In the guise of a well-dressed tourist absorbed by sixteenth-century masonry, N drifted backward through the arches and found lurking within the
café tabac
the proof of his evolving theory.

Standing or rather slumping at the back of the bar, the feral-looking boy with messy shoulder-length blond hair was tracking him through the open door. His motorcycle canted into the shadow of a pillar. As one returning to himself after rapt concentration, N looked aimlessly into the square or across it. The boy snapped forward and gulped beer. With a cheering surge of the old pleasure, N thrust his hands into his jacket pockets and walked into the square, waited for cars to pass, and began to amble back the way he had come. The boy put down his beer and moved to the front of the café. N reached the bottom of the square and turned around with his head raised and his hands in his pockets. The boy struck an abstracted pose between the pillars.
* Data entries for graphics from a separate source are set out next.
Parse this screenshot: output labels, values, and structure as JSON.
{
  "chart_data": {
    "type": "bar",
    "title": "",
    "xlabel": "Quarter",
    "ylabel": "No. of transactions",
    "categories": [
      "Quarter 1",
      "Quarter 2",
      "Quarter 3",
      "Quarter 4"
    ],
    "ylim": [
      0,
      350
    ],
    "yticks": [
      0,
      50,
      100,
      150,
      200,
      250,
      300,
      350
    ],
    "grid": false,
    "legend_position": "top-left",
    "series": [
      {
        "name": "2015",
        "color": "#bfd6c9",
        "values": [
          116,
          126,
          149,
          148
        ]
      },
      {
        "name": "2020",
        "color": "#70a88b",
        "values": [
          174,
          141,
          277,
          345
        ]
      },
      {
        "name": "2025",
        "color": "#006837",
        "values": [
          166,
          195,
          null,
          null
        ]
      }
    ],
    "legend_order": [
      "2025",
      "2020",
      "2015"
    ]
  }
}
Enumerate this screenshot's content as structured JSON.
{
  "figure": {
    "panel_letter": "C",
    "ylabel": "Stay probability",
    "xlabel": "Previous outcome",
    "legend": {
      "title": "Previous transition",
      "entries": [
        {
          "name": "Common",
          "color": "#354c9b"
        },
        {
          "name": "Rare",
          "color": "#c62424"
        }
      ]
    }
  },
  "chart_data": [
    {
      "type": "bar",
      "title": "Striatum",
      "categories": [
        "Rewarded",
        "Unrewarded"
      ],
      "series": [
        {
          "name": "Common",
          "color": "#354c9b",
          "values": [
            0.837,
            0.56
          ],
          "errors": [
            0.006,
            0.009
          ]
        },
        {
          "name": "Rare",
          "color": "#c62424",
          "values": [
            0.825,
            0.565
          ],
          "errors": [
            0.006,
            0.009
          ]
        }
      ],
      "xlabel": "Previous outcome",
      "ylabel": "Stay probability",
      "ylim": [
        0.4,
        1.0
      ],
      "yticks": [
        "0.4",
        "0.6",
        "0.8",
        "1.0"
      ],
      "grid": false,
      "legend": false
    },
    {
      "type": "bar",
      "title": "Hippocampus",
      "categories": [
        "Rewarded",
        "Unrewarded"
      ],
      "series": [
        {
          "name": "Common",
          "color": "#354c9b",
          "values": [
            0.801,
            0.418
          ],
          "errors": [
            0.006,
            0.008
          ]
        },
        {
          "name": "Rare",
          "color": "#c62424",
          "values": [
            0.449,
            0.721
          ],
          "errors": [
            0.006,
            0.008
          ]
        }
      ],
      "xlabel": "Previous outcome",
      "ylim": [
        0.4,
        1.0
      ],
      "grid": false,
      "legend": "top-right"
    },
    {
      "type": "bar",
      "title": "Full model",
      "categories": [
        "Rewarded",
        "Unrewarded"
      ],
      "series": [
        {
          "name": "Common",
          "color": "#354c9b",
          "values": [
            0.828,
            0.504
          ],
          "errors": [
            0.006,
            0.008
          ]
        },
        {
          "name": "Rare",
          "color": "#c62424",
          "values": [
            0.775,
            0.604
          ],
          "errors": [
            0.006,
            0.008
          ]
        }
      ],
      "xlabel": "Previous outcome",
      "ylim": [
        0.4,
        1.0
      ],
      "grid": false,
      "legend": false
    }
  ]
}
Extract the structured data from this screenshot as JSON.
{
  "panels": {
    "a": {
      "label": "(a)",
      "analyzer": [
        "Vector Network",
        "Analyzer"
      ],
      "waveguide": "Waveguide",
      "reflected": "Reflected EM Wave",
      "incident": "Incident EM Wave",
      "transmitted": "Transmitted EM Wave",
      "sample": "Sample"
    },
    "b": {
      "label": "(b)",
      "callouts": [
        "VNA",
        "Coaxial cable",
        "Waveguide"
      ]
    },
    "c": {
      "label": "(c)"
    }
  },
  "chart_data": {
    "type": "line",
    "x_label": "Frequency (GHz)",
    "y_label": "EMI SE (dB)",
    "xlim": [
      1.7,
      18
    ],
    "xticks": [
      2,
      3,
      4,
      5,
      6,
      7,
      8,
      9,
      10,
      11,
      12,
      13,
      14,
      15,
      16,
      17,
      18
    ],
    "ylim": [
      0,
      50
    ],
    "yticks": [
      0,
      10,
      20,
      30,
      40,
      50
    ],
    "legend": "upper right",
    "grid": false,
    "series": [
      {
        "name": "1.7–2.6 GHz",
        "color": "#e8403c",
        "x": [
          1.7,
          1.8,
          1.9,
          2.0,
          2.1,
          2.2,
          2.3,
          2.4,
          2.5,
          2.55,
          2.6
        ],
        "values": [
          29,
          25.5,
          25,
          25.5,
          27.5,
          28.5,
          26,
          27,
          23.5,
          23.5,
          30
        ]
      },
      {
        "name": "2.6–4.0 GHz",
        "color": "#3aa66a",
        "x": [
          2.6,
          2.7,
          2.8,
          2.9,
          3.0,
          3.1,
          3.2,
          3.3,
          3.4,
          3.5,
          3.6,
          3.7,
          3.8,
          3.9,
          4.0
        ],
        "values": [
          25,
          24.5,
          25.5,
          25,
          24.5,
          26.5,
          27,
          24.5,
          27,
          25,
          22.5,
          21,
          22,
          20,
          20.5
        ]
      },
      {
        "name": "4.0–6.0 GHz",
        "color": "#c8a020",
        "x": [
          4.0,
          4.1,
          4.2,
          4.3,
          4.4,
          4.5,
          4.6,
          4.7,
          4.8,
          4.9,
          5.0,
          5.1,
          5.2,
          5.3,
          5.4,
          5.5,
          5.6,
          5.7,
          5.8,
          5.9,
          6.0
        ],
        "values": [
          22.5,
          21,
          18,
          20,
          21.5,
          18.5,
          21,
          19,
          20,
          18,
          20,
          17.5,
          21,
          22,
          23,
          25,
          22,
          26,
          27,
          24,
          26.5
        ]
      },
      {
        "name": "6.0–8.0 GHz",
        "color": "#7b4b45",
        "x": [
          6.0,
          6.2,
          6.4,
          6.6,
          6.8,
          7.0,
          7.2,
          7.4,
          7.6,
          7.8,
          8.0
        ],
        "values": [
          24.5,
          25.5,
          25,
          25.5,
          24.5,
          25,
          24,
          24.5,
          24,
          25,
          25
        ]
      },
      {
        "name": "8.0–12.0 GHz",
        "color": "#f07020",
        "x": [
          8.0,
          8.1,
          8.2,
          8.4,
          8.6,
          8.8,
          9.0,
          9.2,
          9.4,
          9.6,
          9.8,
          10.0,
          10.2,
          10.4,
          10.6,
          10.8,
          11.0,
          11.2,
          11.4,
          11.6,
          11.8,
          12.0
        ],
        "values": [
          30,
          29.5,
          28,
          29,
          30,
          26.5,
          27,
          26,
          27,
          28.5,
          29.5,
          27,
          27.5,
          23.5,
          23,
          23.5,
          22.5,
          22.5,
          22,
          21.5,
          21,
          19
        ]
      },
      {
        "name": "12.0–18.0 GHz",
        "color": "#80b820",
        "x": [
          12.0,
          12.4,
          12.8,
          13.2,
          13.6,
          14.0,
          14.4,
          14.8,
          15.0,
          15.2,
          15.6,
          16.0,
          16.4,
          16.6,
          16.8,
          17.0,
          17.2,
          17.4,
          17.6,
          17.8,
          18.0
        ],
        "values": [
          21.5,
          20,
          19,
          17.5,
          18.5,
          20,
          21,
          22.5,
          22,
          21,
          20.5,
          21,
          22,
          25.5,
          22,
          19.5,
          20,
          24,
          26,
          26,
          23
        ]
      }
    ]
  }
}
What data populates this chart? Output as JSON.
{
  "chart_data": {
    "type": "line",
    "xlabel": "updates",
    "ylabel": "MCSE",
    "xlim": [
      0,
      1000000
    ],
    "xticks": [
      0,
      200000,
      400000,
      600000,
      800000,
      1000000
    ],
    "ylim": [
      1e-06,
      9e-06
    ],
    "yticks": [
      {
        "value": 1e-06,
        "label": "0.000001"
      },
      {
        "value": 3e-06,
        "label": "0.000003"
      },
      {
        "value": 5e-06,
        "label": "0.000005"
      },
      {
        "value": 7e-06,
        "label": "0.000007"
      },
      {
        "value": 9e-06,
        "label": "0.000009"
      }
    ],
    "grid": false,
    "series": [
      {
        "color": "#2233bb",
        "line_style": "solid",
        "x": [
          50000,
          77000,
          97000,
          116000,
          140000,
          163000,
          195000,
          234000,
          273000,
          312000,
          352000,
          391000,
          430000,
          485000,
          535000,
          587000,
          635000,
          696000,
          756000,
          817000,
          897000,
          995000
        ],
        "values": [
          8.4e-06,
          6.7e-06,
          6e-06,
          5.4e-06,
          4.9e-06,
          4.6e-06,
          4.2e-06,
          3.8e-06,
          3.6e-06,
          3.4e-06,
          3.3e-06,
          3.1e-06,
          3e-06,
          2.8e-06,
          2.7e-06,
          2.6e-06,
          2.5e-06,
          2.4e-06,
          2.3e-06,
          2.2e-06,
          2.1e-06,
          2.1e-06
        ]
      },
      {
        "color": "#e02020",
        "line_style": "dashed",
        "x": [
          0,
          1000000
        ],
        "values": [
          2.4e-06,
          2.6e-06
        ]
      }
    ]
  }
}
If his job had been to instruct the boy in their craft, he would have told him:
Never close off an option until the last moment. Roll the bike, dummy, until I tell you what to do.
The kid thought making up your mind was something you did minute by minute, a typical hoodlum notion. N strolled away, and the boy decided to follow him on foot. A sort of cunning nervous bravado spoke in his slow step forward. All he needed was a target painted on his chest. Enjoying himself, N sauntered along through the streets, distributing appreciative touristy glances at buildings beautiful and mundane alike, and returned to the restaurant where Martine had coaxed M. Hubert back into the game. He pretended to scan the menu in its glass case. Two shops away, the boy spun to face a rack of scenic postcards. His sagging, scruffy leather jacket was too loose to betray his weapon, but it was probably jammed into his belt, another thuggish affectation. N strolled onto the terrace and took a table in the last row.